We've made the dining room a play area and our table is in the breakfast nook. We do Thanksgiving every year with nearly 30 people, there's no way we'd all fit around a dining room table anyway. We're all spread out, eating wherever.
Besides my parents, I don't know anyone with a formal dining room. They all use the space as a playroom, den or something.
We have our dining room in this house as a playroom. The plan for the next house is to set the basement as a rec/movie room.
We do lots of entertaining here and it hasn't been a problem with the lack of dining room. We have our dining room table in the eat in kitchen area.
DD 1/29/07 -
~Benjamin Franklin
DS dx with celiac disease 5/28/10
Our dining room is essential, but only because we do not have an eat-in kitchen. Too small for a table in there!
If we did have a large eat-in kitchen I wouldn't see the need for a dining room. It would just be redundant at that point, IMO, and a waste of space/resources.

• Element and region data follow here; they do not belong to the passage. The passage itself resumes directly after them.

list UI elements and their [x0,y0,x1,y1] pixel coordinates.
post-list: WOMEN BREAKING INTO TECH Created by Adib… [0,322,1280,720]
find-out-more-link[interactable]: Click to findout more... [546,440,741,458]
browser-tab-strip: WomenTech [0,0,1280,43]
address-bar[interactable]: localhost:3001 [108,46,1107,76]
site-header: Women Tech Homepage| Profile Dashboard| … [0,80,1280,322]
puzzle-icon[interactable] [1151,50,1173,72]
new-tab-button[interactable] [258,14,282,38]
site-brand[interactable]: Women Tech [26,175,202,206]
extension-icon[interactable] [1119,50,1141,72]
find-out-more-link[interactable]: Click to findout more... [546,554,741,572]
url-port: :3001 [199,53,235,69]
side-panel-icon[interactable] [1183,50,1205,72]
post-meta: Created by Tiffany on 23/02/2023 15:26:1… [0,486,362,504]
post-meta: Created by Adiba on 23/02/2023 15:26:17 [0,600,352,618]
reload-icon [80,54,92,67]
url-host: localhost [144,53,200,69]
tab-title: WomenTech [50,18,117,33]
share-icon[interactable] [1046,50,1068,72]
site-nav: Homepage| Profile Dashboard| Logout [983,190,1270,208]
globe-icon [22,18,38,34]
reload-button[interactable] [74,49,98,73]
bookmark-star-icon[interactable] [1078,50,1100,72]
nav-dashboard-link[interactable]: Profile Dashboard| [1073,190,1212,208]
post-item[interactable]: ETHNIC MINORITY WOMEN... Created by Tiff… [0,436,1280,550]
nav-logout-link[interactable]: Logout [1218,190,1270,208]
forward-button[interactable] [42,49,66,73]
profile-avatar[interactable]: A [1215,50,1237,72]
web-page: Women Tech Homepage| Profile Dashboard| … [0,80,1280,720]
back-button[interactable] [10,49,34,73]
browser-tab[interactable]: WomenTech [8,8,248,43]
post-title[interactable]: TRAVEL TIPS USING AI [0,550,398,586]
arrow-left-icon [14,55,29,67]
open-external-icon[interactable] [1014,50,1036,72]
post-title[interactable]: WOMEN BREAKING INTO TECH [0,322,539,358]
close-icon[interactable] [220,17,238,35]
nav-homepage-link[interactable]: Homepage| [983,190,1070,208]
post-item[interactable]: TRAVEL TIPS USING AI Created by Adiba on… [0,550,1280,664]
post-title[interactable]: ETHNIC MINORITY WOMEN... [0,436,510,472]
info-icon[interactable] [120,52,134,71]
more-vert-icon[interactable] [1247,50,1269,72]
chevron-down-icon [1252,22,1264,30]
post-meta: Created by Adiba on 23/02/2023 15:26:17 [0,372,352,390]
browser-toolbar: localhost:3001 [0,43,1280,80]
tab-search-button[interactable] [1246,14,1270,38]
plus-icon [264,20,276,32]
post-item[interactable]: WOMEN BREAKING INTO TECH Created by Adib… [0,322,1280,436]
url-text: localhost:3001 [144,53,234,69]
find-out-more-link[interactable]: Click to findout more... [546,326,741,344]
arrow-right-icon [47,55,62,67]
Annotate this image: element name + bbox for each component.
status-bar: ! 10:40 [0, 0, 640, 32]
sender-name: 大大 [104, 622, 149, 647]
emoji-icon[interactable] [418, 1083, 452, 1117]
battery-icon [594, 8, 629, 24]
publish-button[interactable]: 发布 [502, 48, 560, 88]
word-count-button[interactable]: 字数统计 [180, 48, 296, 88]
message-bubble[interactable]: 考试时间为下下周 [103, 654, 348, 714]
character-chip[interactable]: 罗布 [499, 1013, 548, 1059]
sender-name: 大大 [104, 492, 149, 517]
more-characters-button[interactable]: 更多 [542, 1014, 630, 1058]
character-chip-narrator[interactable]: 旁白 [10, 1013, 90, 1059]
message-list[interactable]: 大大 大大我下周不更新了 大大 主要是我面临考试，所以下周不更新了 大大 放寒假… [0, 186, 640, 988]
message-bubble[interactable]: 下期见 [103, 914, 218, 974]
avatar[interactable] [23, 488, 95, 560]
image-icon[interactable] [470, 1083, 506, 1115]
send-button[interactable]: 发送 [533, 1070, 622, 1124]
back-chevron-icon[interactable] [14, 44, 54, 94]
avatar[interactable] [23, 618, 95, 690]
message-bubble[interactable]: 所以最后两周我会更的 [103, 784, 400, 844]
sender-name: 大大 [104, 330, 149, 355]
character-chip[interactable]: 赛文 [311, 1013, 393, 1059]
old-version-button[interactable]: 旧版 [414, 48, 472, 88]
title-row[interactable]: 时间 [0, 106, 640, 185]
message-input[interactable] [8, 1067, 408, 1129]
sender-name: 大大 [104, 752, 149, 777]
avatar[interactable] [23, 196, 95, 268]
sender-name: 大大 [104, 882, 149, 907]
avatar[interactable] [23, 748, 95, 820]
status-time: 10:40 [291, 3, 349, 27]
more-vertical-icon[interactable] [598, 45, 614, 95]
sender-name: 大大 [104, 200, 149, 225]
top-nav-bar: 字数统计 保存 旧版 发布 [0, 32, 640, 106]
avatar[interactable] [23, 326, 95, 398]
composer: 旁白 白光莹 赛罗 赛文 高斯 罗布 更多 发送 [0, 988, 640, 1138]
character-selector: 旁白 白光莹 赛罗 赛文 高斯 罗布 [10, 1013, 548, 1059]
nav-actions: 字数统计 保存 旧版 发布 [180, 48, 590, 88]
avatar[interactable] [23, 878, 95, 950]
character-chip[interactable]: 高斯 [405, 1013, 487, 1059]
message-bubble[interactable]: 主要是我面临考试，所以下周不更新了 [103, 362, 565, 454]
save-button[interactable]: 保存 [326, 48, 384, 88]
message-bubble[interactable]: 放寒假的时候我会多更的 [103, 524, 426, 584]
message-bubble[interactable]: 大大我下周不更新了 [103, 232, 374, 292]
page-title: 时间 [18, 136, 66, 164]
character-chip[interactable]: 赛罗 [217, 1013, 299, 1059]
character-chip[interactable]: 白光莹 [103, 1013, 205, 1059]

Exactly this. Our house is OLD. The former owner (an older widow) had a little table and chair in the corner of the kitchen, but it was so low on storage space in there, I decided I'd rather have a sideboard...
In fact, I think about turning our tiny sunporch into a breakfast nook with a pub table - just so we're not eating in the "formal" dining room all the time (it's certainly not set up very formally right now).